Serangan tikus bahkan dilaporkan sudah ada sampai ke wilayah Basangalas. Salah seorang petani desa setempat Made Rangki mengatakan, padinya di serang tikus meski belum berbuah tetapi dari pangkalnya dikerat. Di Ababi tak hanya di sawah, juga menyerang ke ladang tak hanya padi dari bibit, tetapi juga cabai, ketela rambat dan ketela pohon. Diakui Semadiyasa, pihak Dinas Pertanian Tanaman Pangan dan Holtikultura Karangasem melalui PPL sudah pernah membantu 12 alat pengempos dan belereng. Alat itu dipakai ratusan petani melakukan pengropyokkan tikus bulan lalu. Namun cara skala itu belum mampu menanggulangi populasi hama tikus. Ratusan tikus yang berhasil ditangkap dikuliti.
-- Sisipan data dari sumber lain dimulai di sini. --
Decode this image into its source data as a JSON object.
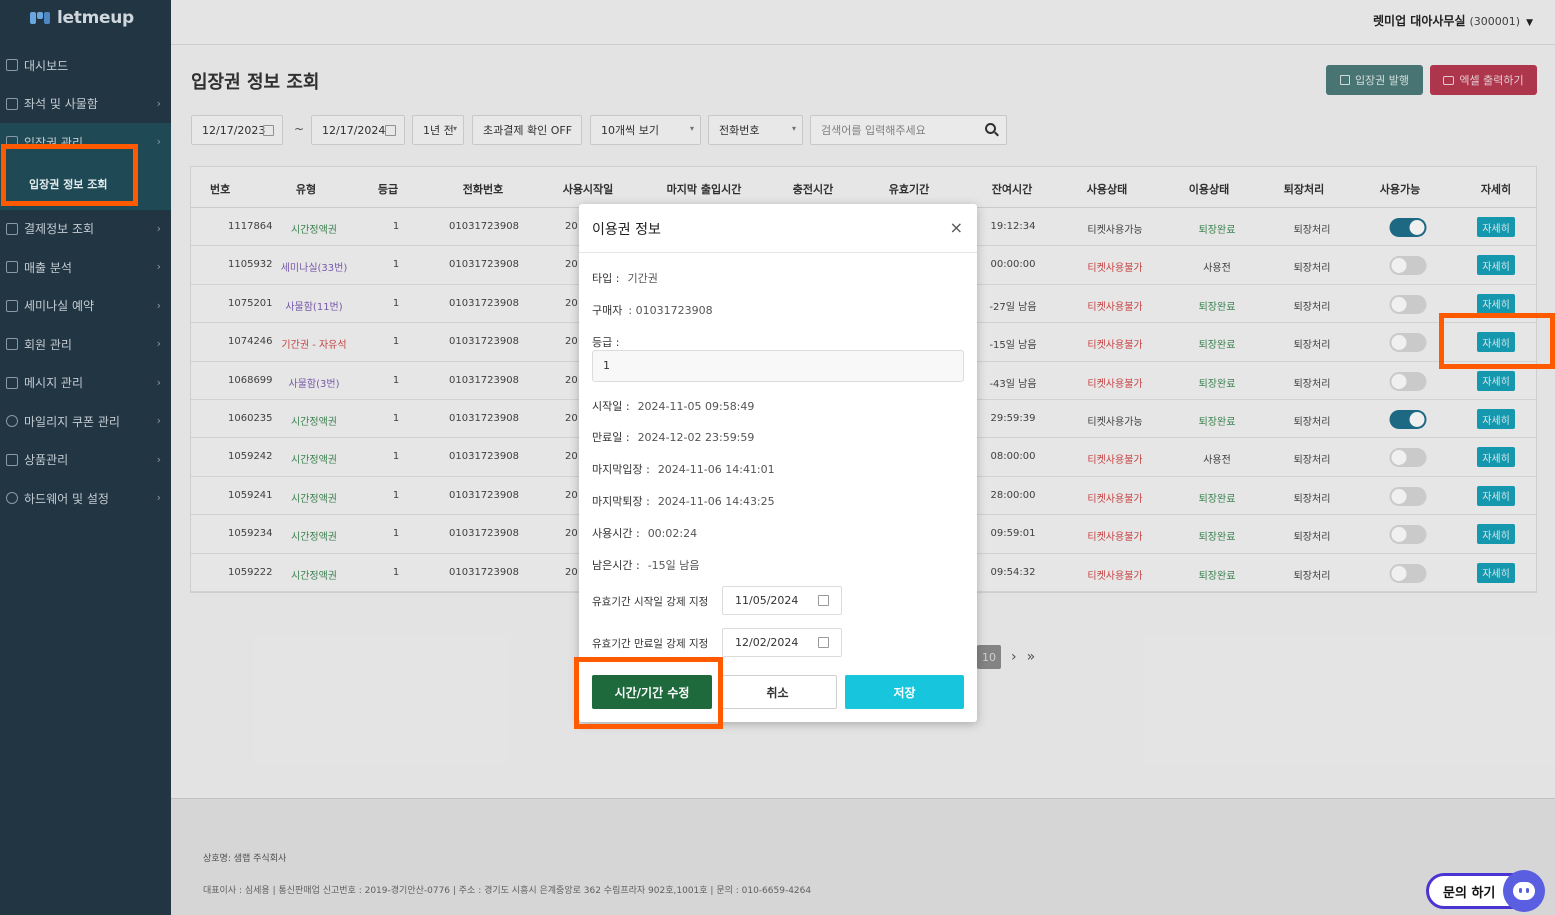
{
  "app": {
    "logo_text": "letmeup"
  },
  "sidebar": {
    "items": [
      {
        "label": "대시보드",
        "chevron": false
      },
      {
        "label": "좌석 및 사물함",
        "chevron": true
      },
      {
        "label": "입장권 관리",
        "chevron": true
      },
      {
        "label": "결제정보 조회",
        "chevron": true
      },
      {
        "label": "매출 분석",
        "chevron": true
      },
      {
        "label": "세미나실 예약",
        "chevron": true
      },
      {
        "label": "회원 관리",
        "chevron": true
      },
      {
        "label": "메시지 관리",
        "chevron": true
      },
      {
        "label": "마일리지 쿠폰 관리",
        "chevron": true
      },
      {
        "label": "상품관리",
        "chevron": true
      },
      {
        "label": "하드웨어 및 설정",
        "chevron": true
      }
    ],
    "submenu_active": "입장권 정보 조회"
  },
  "header": {
    "account_name": "렛미업 대아사무실",
    "account_code": "(300001)",
    "caret": "▼"
  },
  "page": {
    "title": "입장권 정보 조회",
    "issue_button": "입장권 발행",
    "excel_button": "엑셀 출력하기"
  },
  "filters": {
    "date_from": "12/17/2023",
    "tilde": "~",
    "date_to": "12/17/2024",
    "period": "1년 전",
    "overpay": "초과결제 확인 OFF",
    "page_size": "10개씩 보기",
    "search_type": "전화번호",
    "search_placeholder": "검색어를 입력해주세요"
  },
  "table": {
    "headers": [
      "번호",
      "유형",
      "등급",
      "전화번호",
      "사용시작일",
      "마지막 출입시간",
      "충전시간",
      "유효기간",
      "잔여시간",
      "사용상태",
      "이용상태",
      "퇴장처리",
      "사용가능",
      "자세히"
    ],
    "rows": [
      {
        "no": "1117864",
        "type": "시간정액권",
        "type_color": "green",
        "grade": "1",
        "phone": "01031723908",
        "start": "20",
        "remain": "19:12:34",
        "use_state": "티켓사용가능",
        "use_red": false,
        "status": "퇴장완료",
        "status_green": true,
        "exit": "퇴장처리",
        "enabled": true,
        "detail": "자세히"
      },
      {
        "no": "1105932",
        "type": "세미나실(33번)",
        "type_color": "purple",
        "grade": "1",
        "phone": "01031723908",
        "start": "20",
        "remain": "00:00:00",
        "use_state": "티켓사용불가",
        "use_red": true,
        "status": "사용전",
        "status_green": false,
        "exit": "퇴장처리",
        "enabled": false,
        "detail": "자세히"
      },
      {
        "no": "1075201",
        "type": "사물함(11번)",
        "type_color": "purple",
        "grade": "1",
        "phone": "01031723908",
        "start": "20",
        "remain": "-27일 남음",
        "use_state": "티켓사용불가",
        "use_red": true,
        "status": "퇴장완료",
        "status_green": true,
        "exit": "퇴장처리",
        "enabled": false,
        "detail": "자세히"
      },
      {
        "no": "1074246",
        "type": "기간권 - 자유석",
        "type_color": "red",
        "grade": "1",
        "phone": "01031723908",
        "start": "20",
        "remain": "-15일 남음",
        "use_state": "티켓사용불가",
        "use_red": true,
        "status": "퇴장완료",
        "status_green": true,
        "exit": "퇴장처리",
        "enabled": false,
        "detail": "자세히"
      },
      {
        "no": "1068699",
        "type": "사물함(3번)",
        "type_color": "purple",
        "grade": "1",
        "phone": "01031723908",
        "start": "20",
        "remain": "-43일 남음",
        "use_state": "티켓사용불가",
        "use_red": true,
        "status": "퇴장완료",
        "status_green": true,
        "exit": "퇴장처리",
        "enabled": false,
        "detail": "자세히"
      },
      {
        "no": "1060235",
        "type": "시간정액권",
        "type_color": "green",
        "grade": "1",
        "phone": "01031723908",
        "start": "20",
        "remain": "29:59:39",
        "use_state": "티켓사용가능",
        "use_red": false,
        "status": "퇴장완료",
        "status_green": true,
        "exit": "퇴장처리",
        "enabled": true,
        "detail": "자세히"
      },
      {
        "no": "1059242",
        "type": "시간정액권",
        "type_color": "green",
        "grade": "1",
        "phone": "01031723908",
        "start": "20",
        "remain": "08:00:00",
        "use_state": "티켓사용불가",
        "use_red": true,
        "status": "사용전",
        "status_green": false,
        "exit": "퇴장처리",
        "enabled": false,
        "detail": "자세히"
      },
      {
        "no": "1059241",
        "type": "시간정액권",
        "type_color": "green",
        "grade": "1",
        "phone": "01031723908",
        "start": "20",
        "remain": "28:00:00",
        "use_state": "티켓사용불가",
        "use_red": true,
        "status": "퇴장완료",
        "status_green": true,
        "exit": "퇴장처리",
        "enabled": false,
        "detail": "자세히"
      },
      {
        "no": "1059234",
        "type": "시간정액권",
        "type_color": "green",
        "grade": "1",
        "phone": "01031723908",
        "start": "20",
        "remain": "09:59:01",
        "use_state": "티켓사용불가",
        "use_red": true,
        "status": "퇴장완료",
        "status_green": true,
        "exit": "퇴장처리",
        "enabled": false,
        "detail": "자세히"
      },
      {
        "no": "1059222",
        "type": "시간정액권",
        "type_color": "green",
        "grade": "1",
        "phone": "01031723908",
        "start": "20",
        "remain": "09:54:32",
        "use_state": "티켓사용불가",
        "use_red": true,
        "status": "퇴장완료",
        "status_green": true,
        "exit": "퇴장처리",
        "enabled": false,
        "detail": "자세히"
      }
    ]
  },
  "pagination": {
    "current": "10",
    "next": "›",
    "last": "»"
  },
  "footer": {
    "company": "상호명: 샘랩 주식회사",
    "info": "대표이사 : 심세용  |  통신판매업 신고번호 : 2019-경기안산-0776  |  주소 : 경기도 시흥시 은계중앙로 362 수림프라자 902호,1001호  |  문의 : 010-6659-4264"
  },
  "chat": {
    "label": "문의 하기"
  },
  "modal": {
    "title": "이용권 정보",
    "close": "×",
    "type_label": "타입 :",
    "type_value": "기간권",
    "buyer_label": "구매자",
    "buyer_value": ": 01031723908",
    "grade_label": "등급    :",
    "grade_value": "1",
    "start_label": "시작일 :",
    "start_value": "2024-11-05 09:58:49",
    "end_label": "만료일 :",
    "end_value": "2024-12-02 23:59:59",
    "last_in_label": "마지막입장 :",
    "last_in_value": "2024-11-06 14:41:01",
    "last_out_label": "마지막퇴장 :",
    "last_out_value": "2024-11-06 14:43:25",
    "used_label": "사용시간 :",
    "used_value": "00:02:24",
    "remain_label": "남은시간 :",
    "remain_value": "-15일 남음",
    "force_start_label": "유효기간 시작일 강제 지정",
    "force_start_value": "11/05/2024",
    "force_end_label": "유효기간 만료일 강제 지정",
    "force_end_value": "12/02/2024",
    "edit_button": "시간/기간 수정",
    "cancel_button": "취소",
    "save_button": "저장"
  },
  "colors": {
    "sidebar_bg": "#223542",
    "accent_teal": "#17a2b8",
    "highlight": "#ff5a00",
    "edit_green": "#1f6a3d",
    "save_cyan": "#17c6dc"
  }
}
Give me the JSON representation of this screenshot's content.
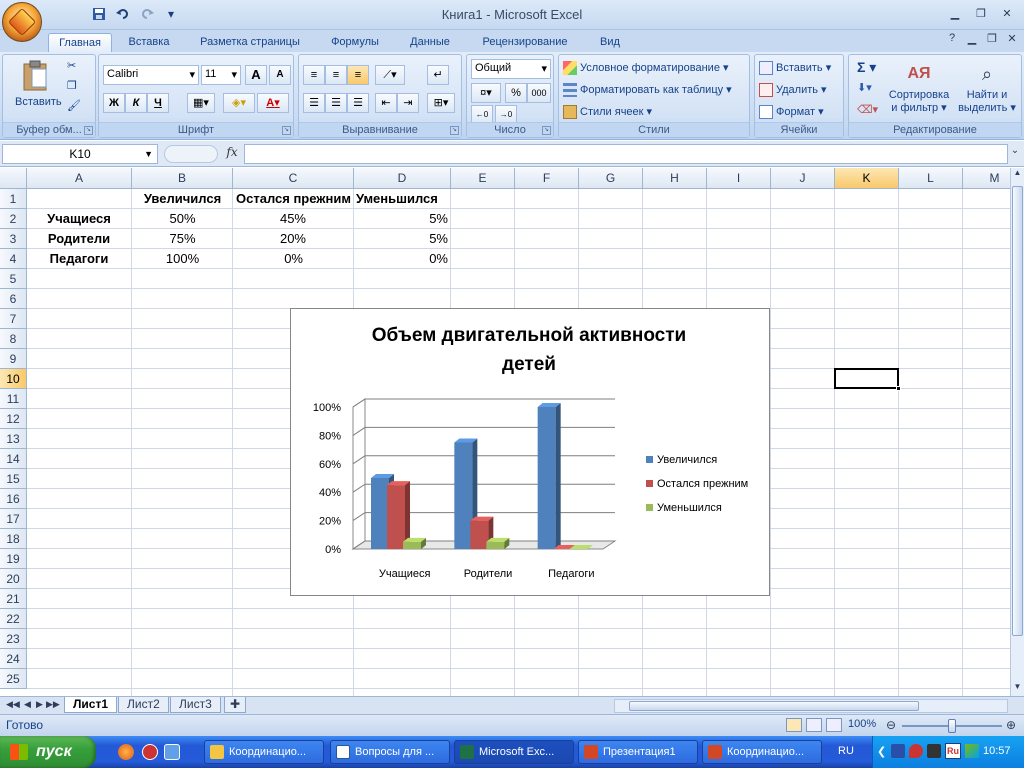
{
  "window": {
    "title": "Книга1 - Microsoft Excel"
  },
  "qat": {
    "save_icon": "save-icon",
    "undo_icon": "undo-icon",
    "redo_icon": "redo-icon"
  },
  "tabs": [
    "Главная",
    "Вставка",
    "Разметка страницы",
    "Формулы",
    "Данные",
    "Рецензирование",
    "Вид"
  ],
  "ribbon": {
    "clipboard": {
      "label": "Буфер обм...",
      "paste": "Вставить"
    },
    "font": {
      "label": "Шрифт",
      "name": "Calibri",
      "size": "11",
      "bold": "Ж",
      "italic": "К",
      "underline": "Ч",
      "grow": "A",
      "shrink": "A",
      "color_letter": "A"
    },
    "alignment": {
      "label": "Выравнивание"
    },
    "number": {
      "label": "Число",
      "format": "Общий",
      "percent": "%",
      "thousands": "000"
    },
    "styles": {
      "label": "Стили",
      "conditional": "Условное форматирование",
      "format_table": "Форматировать как таблицу",
      "cell_styles": "Стили ячеек"
    },
    "cells": {
      "label": "Ячейки",
      "insert": "Вставить",
      "delete": "Удалить",
      "format": "Формат"
    },
    "editing": {
      "label": "Редактирование",
      "sort1": "Сортировка",
      "sort2": "и фильтр",
      "find1": "Найти и",
      "find2": "выделить",
      "sigma": "Σ"
    }
  },
  "formula_bar": {
    "name_box": "K10",
    "fx": "fx",
    "formula": ""
  },
  "columns": [
    "A",
    "B",
    "C",
    "D",
    "E",
    "F",
    "G",
    "H",
    "I",
    "J",
    "K",
    "L",
    "M"
  ],
  "rows": [
    "1",
    "2",
    "3",
    "4",
    "5",
    "6",
    "7",
    "8",
    "9",
    "10",
    "11",
    "12",
    "13",
    "14",
    "15",
    "16",
    "17",
    "18",
    "19",
    "20",
    "21",
    "22",
    "23",
    "24",
    "25"
  ],
  "selected": {
    "column": "K",
    "row": "10"
  },
  "cells": {
    "b1": "Увеличился",
    "c1": "Остался прежним",
    "d1": "Уменьшился",
    "a2": "Учащиеся",
    "b2": "50%",
    "c2": "45%",
    "d2": "5%",
    "a3": "Родители",
    "b3": "75%",
    "c3": "20%",
    "d3": "5%",
    "a4": "Педагоги",
    "b4": "100%",
    "c4": "0%",
    "d4": "0%"
  },
  "chart_data": {
    "type": "bar",
    "title": "Объем двигательной активности детей",
    "categories": [
      "Учащиеся",
      "Родители",
      "Педагоги"
    ],
    "series": [
      {
        "name": "Увеличился",
        "values": [
          50,
          75,
          100
        ],
        "color": "#4f81bd"
      },
      {
        "name": "Остался прежним",
        "values": [
          45,
          20,
          0
        ],
        "color": "#c0504d"
      },
      {
        "name": "Уменьшился",
        "values": [
          5,
          5,
          0
        ],
        "color": "#9bbb59"
      }
    ],
    "yticks": [
      "0%",
      "20%",
      "40%",
      "60%",
      "80%",
      "100%"
    ],
    "ylim": [
      0,
      100
    ],
    "legend": "right",
    "grid": true
  },
  "sheets": [
    "Лист1",
    "Лист2",
    "Лист3"
  ],
  "status": {
    "text": "Готово",
    "zoom": "100%",
    "zoom_level": 100
  },
  "taskbar": {
    "start": "пуск",
    "items": [
      "Координацио...",
      "Вопросы для ...",
      "Microsoft Exc...",
      "Презентация1",
      "Координацио..."
    ],
    "lang": "RU",
    "clock": "10:57"
  }
}
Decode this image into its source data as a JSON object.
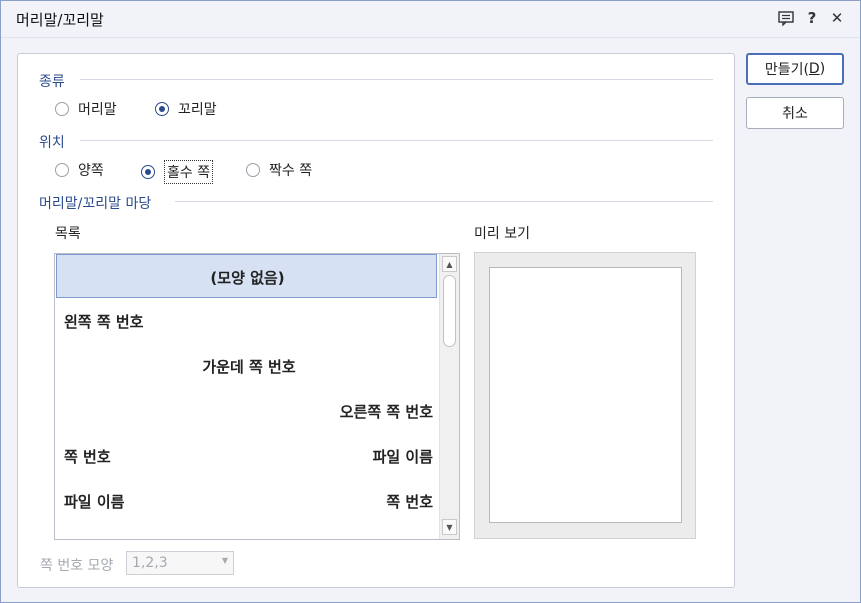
{
  "window": {
    "title": "머리말/꼬리말",
    "icons": [
      "comment-icon",
      "help-icon",
      "close-icon"
    ],
    "help_glyph": "?",
    "close_glyph": "✕"
  },
  "kind": {
    "label": "종류",
    "options": [
      {
        "label": "머리말",
        "selected": false
      },
      {
        "label": "꼬리말",
        "selected": true
      }
    ]
  },
  "position": {
    "label": "위치",
    "options": [
      {
        "label": "양쪽",
        "selected": false
      },
      {
        "label": "홀수 쪽",
        "selected": true
      },
      {
        "label": "짝수 쪽",
        "selected": false
      }
    ]
  },
  "gallery": {
    "label": "머리말/꼬리말 마당",
    "list_label": "목록",
    "preview_label": "미리 보기",
    "items": [
      {
        "left": "",
        "center": "(모양 없음)",
        "right": "",
        "selected": true
      },
      {
        "left": "왼쪽 쪽 번호",
        "center": "",
        "right": "",
        "selected": false
      },
      {
        "left": "",
        "center": "가운데 쪽 번호",
        "right": "",
        "selected": false
      },
      {
        "left": "",
        "center": "",
        "right": "오른쪽 쪽 번호",
        "selected": false
      },
      {
        "left": "쪽 번호",
        "center": "",
        "right": "파일 이름",
        "selected": false
      },
      {
        "left": "파일 이름",
        "center": "",
        "right": "쪽 번호",
        "selected": false
      }
    ]
  },
  "number_format": {
    "label": "쪽 번호 모양",
    "value": "1,2,3"
  },
  "buttons": {
    "create_label": "만들기(",
    "create_mnemonic": "D",
    "create_suffix": ")",
    "cancel_label": "취소"
  },
  "colors": {
    "accent": "#2a4b8c",
    "selection_bg": "#d7e1f4",
    "primary_border": "#4a6fb8"
  }
}
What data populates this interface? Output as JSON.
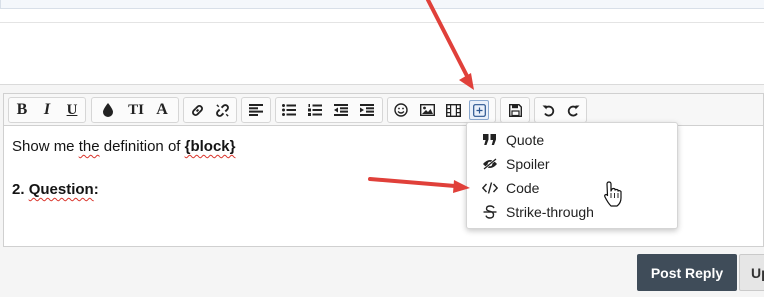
{
  "toolbar": {
    "buttons": [
      {
        "name": "bold",
        "icon": "bold-icon"
      },
      {
        "name": "italic",
        "icon": "italic-icon"
      },
      {
        "name": "underline",
        "icon": "underline-icon"
      },
      {
        "name": "text-color",
        "icon": "droplet-icon"
      },
      {
        "name": "font-size",
        "icon": "text-height-icon"
      },
      {
        "name": "font-family",
        "icon": "font-icon"
      },
      {
        "name": "insert-link",
        "icon": "link-icon"
      },
      {
        "name": "remove-link",
        "icon": "unlink-icon"
      },
      {
        "name": "align",
        "icon": "align-left-icon"
      },
      {
        "name": "bullet-list",
        "icon": "list-ul-icon"
      },
      {
        "name": "numbered-list",
        "icon": "list-ol-icon"
      },
      {
        "name": "outdent",
        "icon": "outdent-icon"
      },
      {
        "name": "indent",
        "icon": "indent-icon"
      },
      {
        "name": "smilies",
        "icon": "smile-icon"
      },
      {
        "name": "insert-image",
        "icon": "image-icon"
      },
      {
        "name": "insert-media",
        "icon": "film-icon"
      },
      {
        "name": "insert",
        "icon": "plus-square-icon"
      },
      {
        "name": "drafts",
        "icon": "save-icon"
      },
      {
        "name": "undo",
        "icon": "undo-icon"
      },
      {
        "name": "redo",
        "icon": "redo-icon"
      }
    ],
    "text_glyphs": {
      "bold": "B",
      "italic": "I",
      "underline": "U",
      "font_size": "TI",
      "font_family": "A"
    }
  },
  "editor": {
    "line1_prefix": "Show me ",
    "line1_squiggle": "the",
    "line1_mid": " definition of ",
    "line1_bold": "{block}",
    "line2_number": "2. ",
    "line2_squiggle": "Question",
    "line2_suffix": ":"
  },
  "insert_menu": {
    "items": [
      {
        "label": "Quote",
        "icon": "quote-icon"
      },
      {
        "label": "Spoiler",
        "icon": "eye-slash-icon"
      },
      {
        "label": "Code",
        "icon": "code-icon"
      },
      {
        "label": "Strike-through",
        "icon": "strikethrough-icon"
      }
    ]
  },
  "actions": {
    "post_reply": "Post Reply",
    "second_button_partial": "Up"
  },
  "colors": {
    "annotation_arrow": "#e0403a",
    "post_button": "#3f4c59"
  }
}
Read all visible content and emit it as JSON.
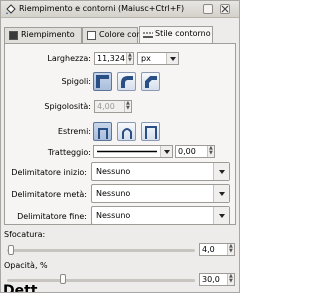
{
  "window": {
    "title": "Riempimento e contorni (Maiusc+Ctrl+F)",
    "icon": "paint-bucket-icon"
  },
  "tabs": [
    {
      "label": "Riempimento",
      "active": false
    },
    {
      "label": "Colore contorno",
      "active": false
    },
    {
      "label": "Stile contorno",
      "active": true
    }
  ],
  "stroke_style": {
    "width": {
      "label": "Larghezza:",
      "value": "11,324",
      "unit": "px"
    },
    "join": {
      "label": "Spigoli:",
      "options": [
        "miter-join",
        "round-join",
        "bevel-join"
      ],
      "selected": 0
    },
    "miter_limit": {
      "label": "Spigolosità:",
      "value": "4,00"
    },
    "cap": {
      "label": "Estremi:",
      "options": [
        "butt-cap",
        "round-cap",
        "square-cap"
      ],
      "selected": 0
    },
    "dashes": {
      "label": "Tratteggio:",
      "offset": "0,00"
    },
    "start_marker": {
      "label": "Delimitatore inizio:",
      "value": "Nessuno"
    },
    "mid_marker": {
      "label": "Delimitatore metà:",
      "value": "Nessuno"
    },
    "end_marker": {
      "label": "Delimitatore fine:",
      "value": "Nessuno"
    }
  },
  "blur": {
    "label": "Sfocatura:",
    "value": "4,0",
    "fraction": 0.02
  },
  "opacity": {
    "label": "Opacità, %",
    "value": "30,0",
    "fraction": 0.3
  },
  "footer_text": "Dett..."
}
Sebelumnya juga sudah dilakukan peneduh di pura puseh dan sejumlah pura lainnya di desa pakraman Ababi. ‘’Kulit tikus itu dipakai sarana saat pengabenan.

Prosesi dan bebantenannya nyaris sama dengan me-ngaben-kan orang. Juga memakai pengiriman, dan anggaran yang kita susun biayanya mencapai Rp 75 juta. Ini apa sepenuhnya mampu ditanggung petani? Selama ini upacara itu lama tak mampu digelar karena terbatasnya kemampuan petani,’’ paparnya. Dikatakan masih ada satu ritual yang belum dilakukan yakni pengabenan jero ketut (tikus). Upacara itu zaman dulu rutin digelar tiap 10 tahun sesuai bhisama. Di mana, saat mrana (hama tikus) merajalela, apalagi kalau sudah muncul tikus berbulu merah, poleng atau putih. ‘’Ada beberapa orang sekitar enam bulan lalu melihat tikus besar berbulu putih. Sejumlah tikus lainnya yang berbulu coklat atau hitam, membawakan tikus putih itu padi ke tempatnya di pohon,’’ kata Semadiyasa.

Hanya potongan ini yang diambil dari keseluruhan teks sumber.